Let’s start with the obvious - It is a new system to learn. It might be a little cumbersome and time consuming initially, but putting the time in up-front will save you time in the long run!
Some technical setup is still required - If you are not familiar with, or comfortable with code, you will likely still need to enlist the help of a developer to set up your initial theme and custom modules.
Navigation and footer - If you were comfortable enough with templates to update your global modules, you no longer have the same flexibility. Global modules are now hard-coded. I will say that this pain point is one that developers are building more capabilities around, creating toggle switches to add columns and other features that give marketers more flexibility to customize our site.
If you are on the old template system, there are some bugs - depending on the templates themselves, there are certain features of the new visual editor that you will not be able to utilize.
You won’t be able to add columns to a page.
Dragging and dropping new modules may (or may not) work. Or you may only be able to add them in certain positions on the page.
Switching over from templates to a theme is a bit cumbersome - Although this functionality has improved since themes were originally launched, you will still need to do some heavy lifting here. At inception, there was no way to stage a cloned page from a template and swap it to a theme, meaning we lost the ability to stage a page with the same URL. But good news, now you can!
Candidly, I’ve slept a few too many times to remember where the breakdown in the process was before, or maybe I had just overlooked something to begin with, but I can detail it now! After staging a cloned page, you can navigate to page settings and swap the “template” to a theme template.
Pro tip: I’ve found that using the “blank” template within your theme will copy over the greatest amount of content. The downfall of this process is that you will likely still need to manually copy and paste some content from the page itself onto the new one. This is especially true if your templates utilize custom modules.
How To Use the Visual Editor
Now let’s do a quick breakdown of the new editor and how to get started using it. First, you will need to set up a theme. For this, you will likely need to enlist the help of a developer. HubSpot provides their Boilerplate theme as a starting point to jump start this process. You can also access a multitude of free, or purchasable themes from HubSpot’s asset marketplace. Once your developer has created and uploaded the theme, or you have installed one from the marketplace, it is time to get to work!

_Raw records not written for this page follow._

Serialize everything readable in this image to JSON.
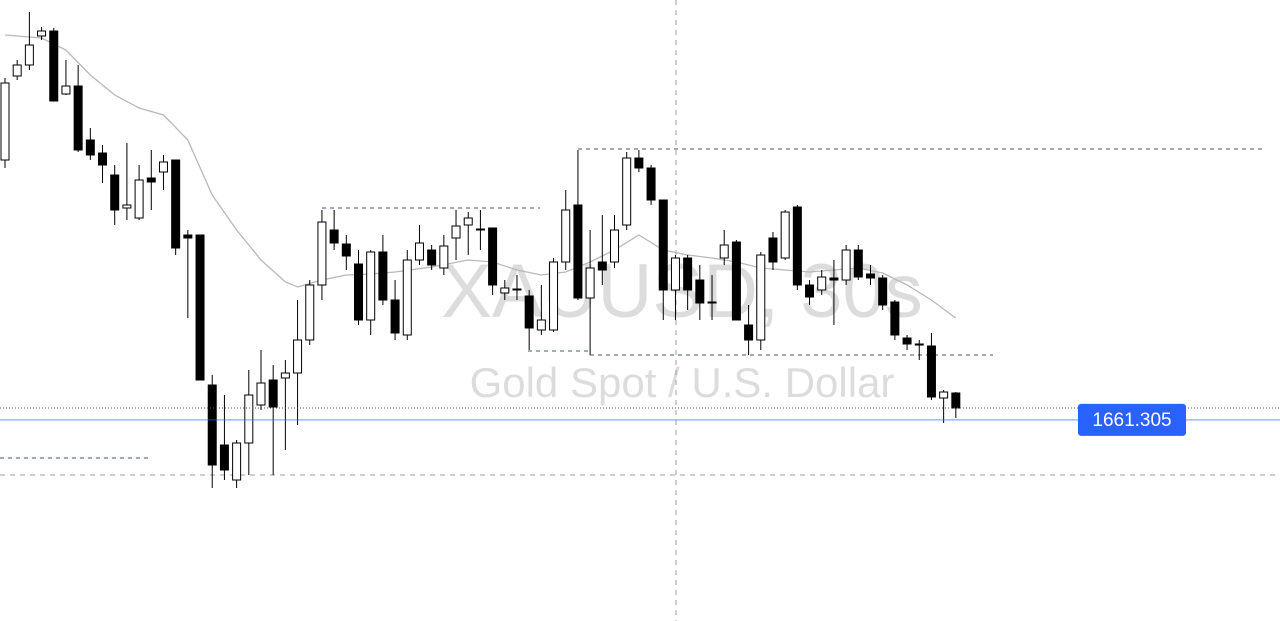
{
  "chart_data": {
    "type": "candlestick",
    "watermark": {
      "symbol": "XAUUSD, 30s",
      "description": "Gold Spot / U.S. Dollar"
    },
    "price_label": 1661.305,
    "ylim": [
      1653.26,
      1678.1
    ],
    "up_color": "#ffffff",
    "down_color": "#000000",
    "ma_color": "#b8b8b8",
    "price_color": "#2962ff",
    "open": [
      1671.7,
      1675.06,
      1675.5,
      1676.66,
      1676.86,
      1674.34,
      1674.66,
      1672.5,
      1671.98,
      1671.1,
      1669.78,
      1669.38,
      1670.98,
      1671.22,
      1671.7,
      1668.7,
      1668.7,
      1662.7,
      1660.3,
      1658.9,
      1660.38,
      1661.9,
      1662.9,
      1662.98,
      1663.18,
      1664.5,
      1666.7,
      1668.9,
      1668.34,
      1667.54,
      1665.3,
      1668.02,
      1666.1,
      1664.7,
      1667.7,
      1668.1,
      1667.38,
      1668.58,
      1669.1,
      1668.94,
      1668.98,
      1666.38,
      1666.54,
      1666.26,
      1664.9,
      1664.9,
      1667.62,
      1669.9,
      1666.18,
      1667.62,
      1667.62,
      1669.1,
      1671.78,
      1671.38,
      1670.1,
      1666.5,
      1667.78,
      1666.9,
      1666.02,
      1667.78,
      1668.42,
      1665.1,
      1664.5,
      1668.58,
      1667.78,
      1669.82,
      1666.7,
      1666.5,
      1666.98,
      1666.9,
      1668.1,
      1667.14,
      1666.98,
      1666.02,
      1664.58,
      1664.34,
      1664.26,
      1662.18,
      1662.38
    ],
    "high": [
      1674.98,
      1675.7,
      1677.62,
      1677.02,
      1676.98,
      1675.7,
      1675.5,
      1672.98,
      1672.3,
      1671.5,
      1672.38,
      1671.5,
      1672.1,
      1671.9,
      1671.7,
      1668.9,
      1668.7,
      1663.1,
      1662.3,
      1660.5,
      1663.3,
      1664.1,
      1663.5,
      1663.7,
      1666.1,
      1666.9,
      1669.7,
      1669.7,
      1668.7,
      1668.1,
      1668.1,
      1668.7,
      1666.9,
      1668.1,
      1669.1,
      1668.3,
      1668.7,
      1669.7,
      1669.62,
      1669.7,
      1668.98,
      1666.9,
      1667.1,
      1666.5,
      1666.7,
      1667.78,
      1670.5,
      1672.1,
      1668.9,
      1669.5,
      1669.5,
      1672.02,
      1672.1,
      1671.5,
      1670.1,
      1667.9,
      1667.9,
      1667.5,
      1667.1,
      1668.9,
      1668.5,
      1665.9,
      1668.02,
      1668.82,
      1669.7,
      1669.9,
      1666.9,
      1667.3,
      1667.7,
      1668.3,
      1668.3,
      1667.5,
      1667.1,
      1666.1,
      1664.7,
      1664.5,
      1664.78,
      1662.5,
      1662.42
    ],
    "low": [
      1671.38,
      1674.9,
      1675.3,
      1676.5,
      1674.06,
      1674.3,
      1672.02,
      1671.7,
      1670.78,
      1669.1,
      1669.3,
      1669.3,
      1669.7,
      1670.5,
      1667.9,
      1665.38,
      1662.9,
      1658.58,
      1658.9,
      1658.58,
      1659.1,
      1661.7,
      1659.1,
      1660.1,
      1661.1,
      1664.3,
      1666.1,
      1668.1,
      1667.3,
      1665.1,
      1664.7,
      1665.9,
      1664.5,
      1664.5,
      1667.5,
      1667.3,
      1667.1,
      1667.7,
      1667.9,
      1668.1,
      1666.3,
      1666.1,
      1666.1,
      1664.1,
      1664.7,
      1664.82,
      1667.3,
      1666.1,
      1663.9,
      1666.7,
      1667.38,
      1668.9,
      1671.22,
      1669.9,
      1665.3,
      1665.3,
      1665.7,
      1665.3,
      1665.3,
      1667.5,
      1665.3,
      1663.9,
      1664.1,
      1667.3,
      1667.7,
      1666.5,
      1665.9,
      1666.3,
      1665.1,
      1666.7,
      1666.9,
      1666.7,
      1665.7,
      1664.5,
      1664.1,
      1663.7,
      1662.1,
      1661.18,
      1661.38
    ],
    "close": [
      1674.78,
      1675.5,
      1676.3,
      1676.86,
      1674.06,
      1674.66,
      1672.1,
      1671.9,
      1671.5,
      1669.7,
      1669.9,
      1670.9,
      1670.82,
      1671.62,
      1668.18,
      1668.58,
      1662.9,
      1659.5,
      1659.3,
      1660.38,
      1662.3,
      1662.78,
      1661.82,
      1663.18,
      1664.5,
      1666.7,
      1669.22,
      1668.38,
      1667.86,
      1665.3,
      1668.02,
      1666.1,
      1664.78,
      1667.7,
      1668.38,
      1667.5,
      1668.26,
      1669.06,
      1669.38,
      1668.9,
      1666.7,
      1666.58,
      1666.5,
      1664.98,
      1665.3,
      1667.62,
      1669.7,
      1666.18,
      1667.38,
      1667.3,
      1668.9,
      1671.78,
      1671.38,
      1670.1,
      1666.5,
      1667.78,
      1666.5,
      1665.98,
      1665.98,
      1668.3,
      1665.3,
      1664.5,
      1667.9,
      1667.62,
      1669.62,
      1666.7,
      1666.22,
      1667.02,
      1666.9,
      1668.1,
      1667.02,
      1666.98,
      1665.9,
      1664.7,
      1664.34,
      1664.3,
      1662.22,
      1662.42,
      1661.78
    ],
    "ma": {
      "x": [
        0,
        3,
        5,
        7,
        9,
        11,
        13,
        15,
        17,
        19,
        21,
        23,
        24,
        26,
        28,
        30,
        32,
        35,
        38,
        40,
        42,
        44,
        46,
        48,
        50,
        52,
        54,
        56,
        58,
        60,
        62,
        64,
        66,
        68,
        70,
        72,
        74,
        76,
        78
      ],
      "values": [
        1676.7,
        1676.58,
        1676.1,
        1675.1,
        1674.3,
        1673.78,
        1673.5,
        1672.5,
        1670.3,
        1668.9,
        1667.7,
        1666.82,
        1666.62,
        1666.9,
        1667.1,
        1667.14,
        1667.22,
        1667.42,
        1667.7,
        1667.62,
        1667.3,
        1667.1,
        1667.22,
        1667.62,
        1668.1,
        1668.7,
        1668.1,
        1667.9,
        1667.78,
        1667.62,
        1667.38,
        1667.3,
        1667.22,
        1667.3,
        1667.38,
        1667.18,
        1666.7,
        1666.1,
        1665.38
      ]
    }
  }
}
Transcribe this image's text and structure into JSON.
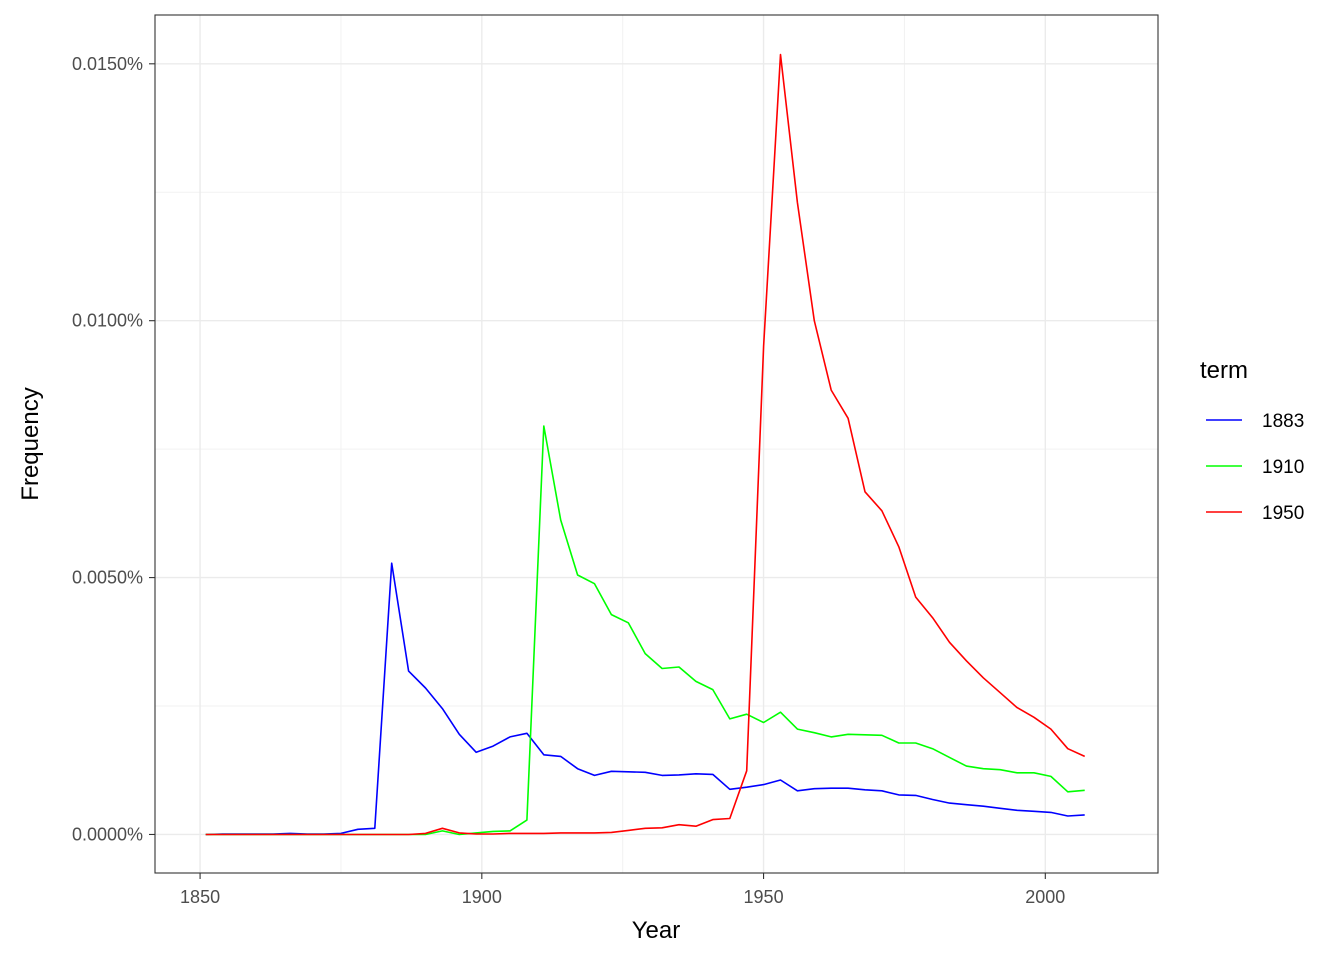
{
  "chart_data": {
    "type": "line",
    "xlabel": "Year",
    "ylabel": "Frequency",
    "xlim": [
      1842,
      1820
    ],
    "ylim": [
      -0.00075,
      0.01595
    ],
    "x_ticks": [
      1850,
      1900,
      1950,
      2000
    ],
    "x_tick_labels": [
      "1850",
      "1900",
      "1950",
      "2000"
    ],
    "y_ticks": [
      0,
      0.005,
      0.01,
      0.015
    ],
    "y_tick_labels": [
      "0.0000%",
      "0.0050%",
      "0.0100%",
      "0.0150%"
    ],
    "grid": true,
    "legend": {
      "title": "term",
      "placement": "right"
    },
    "series": [
      {
        "name": "1883",
        "color": "#0000ff",
        "x": [
          1851,
          1854,
          1857,
          1860,
          1863,
          1866,
          1869,
          1872,
          1875,
          1878,
          1881,
          1884,
          1887,
          1890,
          1893,
          1896,
          1899,
          1902,
          1905,
          1908,
          1911,
          1914,
          1917,
          1920,
          1923,
          1926,
          1929,
          1932,
          1935,
          1938,
          1941,
          1944,
          1947,
          1950,
          1953,
          1956,
          1959,
          1962,
          1965,
          1968,
          1971,
          1974,
          1977,
          1980,
          1983,
          1986,
          1989,
          1992,
          1995,
          1998,
          2001,
          2004,
          2007
        ],
        "values": [
          0,
          1e-05,
          1e-05,
          1e-05,
          1e-05,
          2e-05,
          1e-05,
          1e-05,
          2e-05,
          0.0001,
          0.00012,
          0.00528,
          0.00318,
          0.00285,
          0.00245,
          0.00195,
          0.0016,
          0.00172,
          0.0019,
          0.00197,
          0.00155,
          0.00152,
          0.00128,
          0.00115,
          0.00123,
          0.00122,
          0.00121,
          0.00115,
          0.00116,
          0.00118,
          0.00117,
          0.00088,
          0.00092,
          0.00097,
          0.00106,
          0.00085,
          0.00089,
          0.0009,
          0.0009,
          0.00087,
          0.00085,
          0.00077,
          0.00076,
          0.00068,
          0.00061,
          0.00058,
          0.00055,
          0.00051,
          0.00047,
          0.00045,
          0.00043,
          0.00036,
          0.00038
        ]
      },
      {
        "name": "1910",
        "color": "#00ff00",
        "x": [
          1851,
          1854,
          1857,
          1860,
          1863,
          1866,
          1869,
          1872,
          1875,
          1878,
          1881,
          1884,
          1887,
          1890,
          1893,
          1896,
          1899,
          1902,
          1905,
          1908,
          1911,
          1914,
          1917,
          1920,
          1923,
          1926,
          1929,
          1932,
          1935,
          1938,
          1941,
          1944,
          1947,
          1950,
          1953,
          1956,
          1959,
          1962,
          1965,
          1968,
          1971,
          1974,
          1977,
          1980,
          1983,
          1986,
          1989,
          1992,
          1995,
          1998,
          2001,
          2004,
          2007
        ],
        "values": [
          0,
          0,
          0,
          0,
          0,
          0,
          0,
          0,
          0,
          0,
          0,
          0,
          0,
          0,
          7e-05,
          0,
          3e-05,
          6e-05,
          7e-05,
          0.00028,
          0.00795,
          0.00612,
          0.00505,
          0.00488,
          0.00428,
          0.00412,
          0.00352,
          0.00323,
          0.00326,
          0.00298,
          0.00282,
          0.00225,
          0.00234,
          0.00218,
          0.00238,
          0.00205,
          0.00198,
          0.0019,
          0.00195,
          0.00194,
          0.00193,
          0.00178,
          0.00178,
          0.00167,
          0.0015,
          0.00133,
          0.00128,
          0.00126,
          0.0012,
          0.0012,
          0.00113,
          0.00083,
          0.00086
        ]
      },
      {
        "name": "1950",
        "color": "#ff0000",
        "x": [
          1851,
          1854,
          1857,
          1860,
          1863,
          1866,
          1869,
          1872,
          1875,
          1878,
          1881,
          1884,
          1887,
          1890,
          1893,
          1896,
          1899,
          1902,
          1905,
          1908,
          1911,
          1914,
          1917,
          1920,
          1923,
          1926,
          1929,
          1932,
          1935,
          1938,
          1941,
          1944,
          1947,
          1950,
          1953,
          1956,
          1959,
          1962,
          1965,
          1968,
          1971,
          1974,
          1977,
          1980,
          1983,
          1986,
          1989,
          1992,
          1995,
          1998,
          2001,
          2004,
          2007
        ],
        "values": [
          0,
          0,
          0,
          0,
          0,
          0,
          0,
          0,
          0,
          0,
          0,
          0,
          0,
          2e-05,
          0.00012,
          3e-05,
          1e-05,
          1e-05,
          2e-05,
          2e-05,
          2e-05,
          3e-05,
          3e-05,
          3e-05,
          4e-05,
          8e-05,
          0.00012,
          0.00013,
          0.00019,
          0.00016,
          0.00029,
          0.00031,
          0.00124,
          0.0095,
          0.01518,
          0.0123,
          0.01,
          0.00865,
          0.0081,
          0.00667,
          0.0063,
          0.0056,
          0.00462,
          0.00422,
          0.00374,
          0.00338,
          0.00305,
          0.00276,
          0.00247,
          0.00228,
          0.00205,
          0.00167,
          0.00152
        ]
      }
    ]
  }
}
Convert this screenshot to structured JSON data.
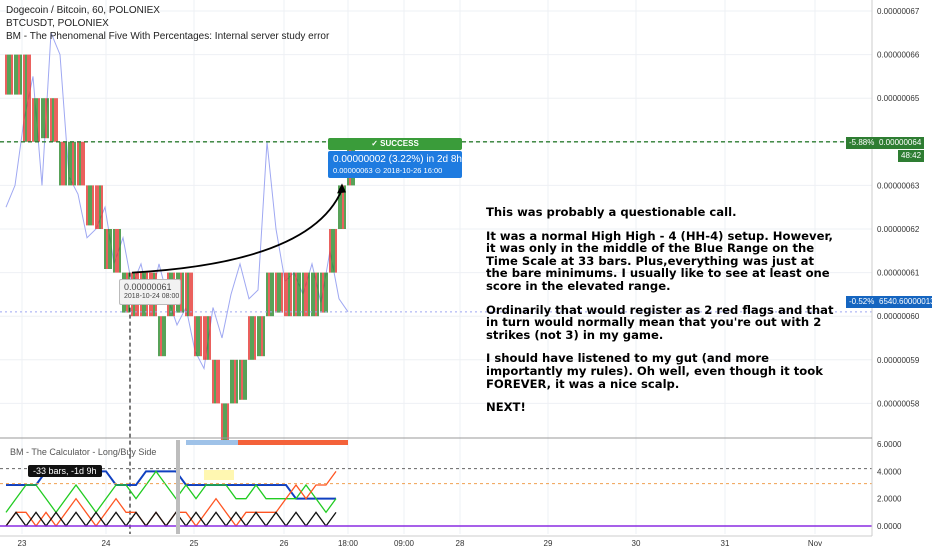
{
  "header": {
    "line1": "Dogecoin / Bitcoin, 60, POLONIEX",
    "line2": "BTCUSDT, POLONIEX",
    "line3": "BM - The Phenomenal Five With Percentages: Internal server study error"
  },
  "note": {
    "p1": "This was probably a questionable call.",
    "p2": "It was a normal High High - 4 (HH-4) setup. However, it was only in the middle of the Blue Range on the Time Scale at 33 bars. Plus,everything was just at the bare minimums. I usually like to see at least one score in the elevated range.",
    "p3": "Ordinarily that would register as 2 red flags and that in turn would normally mean that you're out with 2 strikes (not 3) in my game.",
    "p4": "I should have listened to my gut (and more importantly my rules). Oh well, even though it took FOREVER, it was a nice scalp.",
    "p5": "NEXT!"
  },
  "annotations": {
    "success_label": "✓ SUCCESS",
    "result_value": "0.00000002 (3.22%) in 2d 8h",
    "result_detail": "0.00000063  ⊙ 2018-10-26  16:00",
    "entry_value": "0.00000061",
    "entry_time": "2018-10-24 08:00",
    "bars_tag": "-33 bars, -1d 9h",
    "lower_indicator_title": "BM - The Calculator - Long/Buy Side"
  },
  "price_badges": {
    "current_pct": "-5.88%",
    "current_price": "0.00000064",
    "countdown": "48:42",
    "btc_pct": "-0.52%",
    "btc_price": "6540.60000013"
  },
  "colors": {
    "bull": "#2e8b2e",
    "bear": "#e53935",
    "btc_line": "#9fa8f2",
    "price_line": "#2e7d32",
    "badge_green": "#2e7d32",
    "badge_blue": "#1565c0"
  },
  "chart_data": [
    {
      "type": "line",
      "title": "Dogecoin / Bitcoin, 60, POLONIEX",
      "y_axis_ticks": [
        "0.00000067",
        "0.00000066",
        "0.00000065",
        "0.00000064",
        "0.00000063",
        "0.00000062",
        "0.00000061",
        "0.00000060",
        "0.00000059",
        "0.00000058"
      ],
      "ylim": [
        5.75e-07,
        6.73e-07
      ],
      "x_axis_ticks": [
        "23",
        "24",
        "25",
        "26",
        "18:00",
        "09:00",
        "28",
        "29",
        "30",
        "31",
        "Nov"
      ],
      "series": [
        {
          "name": "Dogecoin / Bitcoin",
          "style": "price bars",
          "values": [
            6.6e-07,
            6.6e-07,
            6.4e-07,
            6.5e-07,
            6.5e-07,
            6.4e-07,
            6.3e-07,
            6.4e-07,
            6.3e-07,
            6.3e-07,
            6.2e-07,
            6.2e-07,
            6.1e-07,
            6.1e-07,
            6e-07,
            6.1e-07,
            6e-07,
            6e-07,
            6.1e-07,
            6.1e-07,
            6e-07,
            6e-07,
            5.9e-07,
            5.8e-07,
            5.8e-07,
            5.9e-07,
            5.9e-07,
            6e-07,
            6e-07,
            6.1e-07,
            6.1e-07,
            6e-07,
            6.1e-07,
            6e-07,
            6.1e-07,
            6.1e-07,
            6.2e-07,
            6.3e-07,
            6.4e-07
          ]
        },
        {
          "name": "BTCUSDT",
          "style": "line",
          "values": [
            6.25e-07,
            6.3e-07,
            6.45e-07,
            6.55e-07,
            6.3e-07,
            6.65e-07,
            6.6e-07,
            6.32e-07,
            6.28e-07,
            6.18e-07,
            6.2e-07,
            6.25e-07,
            6.12e-07,
            6.18e-07,
            6.07e-07,
            6.12e-07,
            6.03e-07,
            6.12e-07,
            6.04e-07,
            5.98e-07,
            6.02e-07,
            5.92e-07,
            5.88e-07,
            6.02e-07,
            5.95e-07,
            6.05e-07,
            6.12e-07,
            6.04e-07,
            6.06e-07,
            6.4e-07,
            6.2e-07,
            6.08e-07,
            6.1e-07,
            6.05e-07,
            6.12e-07,
            6.03e-07,
            6.15e-07,
            6.04e-07,
            6.01e-07
          ]
        }
      ]
    },
    {
      "type": "line",
      "title": "BM - The Calculator - Long/Buy Side",
      "y_axis_ticks": [
        "6.0000",
        "4.0000",
        "2.0000",
        "0.0000"
      ],
      "ylim": [
        0,
        6
      ],
      "series": [
        {
          "name": "blue",
          "values": [
            3,
            3,
            3,
            3,
            4,
            4,
            4,
            4,
            4,
            4,
            4,
            3,
            3,
            3,
            4,
            4,
            4,
            4,
            3,
            3,
            3,
            3,
            3,
            3,
            3,
            3,
            3,
            3,
            3,
            2,
            2,
            2,
            2,
            2
          ]
        },
        {
          "name": "green",
          "values": [
            1,
            2,
            3,
            3,
            2,
            1,
            2,
            3,
            2,
            1,
            2,
            3,
            3,
            2,
            3,
            4,
            3,
            2,
            3,
            2,
            3,
            3,
            3,
            2,
            2,
            3,
            2,
            2,
            2,
            2,
            3,
            2,
            1,
            2
          ]
        },
        {
          "name": "red",
          "values": [
            0,
            1,
            1,
            0,
            1,
            0,
            1,
            2,
            1,
            0,
            1,
            2,
            1,
            1,
            0,
            1,
            0,
            1,
            1,
            0,
            1,
            2,
            1,
            0,
            1,
            1,
            1,
            1,
            2,
            3,
            2,
            3,
            3,
            4
          ]
        },
        {
          "name": "black",
          "values": [
            0,
            1,
            0,
            1,
            0,
            1,
            0,
            1,
            0,
            1,
            0,
            1,
            0,
            1,
            0,
            1,
            0,
            1,
            0,
            1,
            0,
            1,
            0,
            1,
            0,
            1,
            0,
            1,
            0,
            1,
            0,
            1,
            0,
            1
          ]
        }
      ],
      "reference_values": [
        4.2,
        3.1
      ]
    }
  ]
}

If you need to edit elements of your theme, navigate to the “design” tab in the page editor, then go to “edit theme” in the settings. You can also navigate to your HubSpot settings tab, then websites and then themes. Here you can update typography, colors, your logo, default button styles, etc.
In the page editor, you are able to drag and drop modules throughout the body of the page. If you’d like to add multiple modules in a row, simply drag the elements next to each other. Once it has been placed on a page, you can adjust the column width by grabbing and dragging the divider line quickly, and easily. You can also update the alignment (top, middle, or bottom) of the elements in the row, and add background colors/images via the section settings.
From one marketer to another, I may have shed a few unhappy tears for all the things I have learned about templates over the years, but those quickly turned into random outbursts of “this is awesome!” While it is a new system to learn, and there are still some kinks to be worked out, the new CMS offers marketers the flexibility to update and build pages on the fly so you can adjust your strategy to meet the needs of the ever-changing business environment.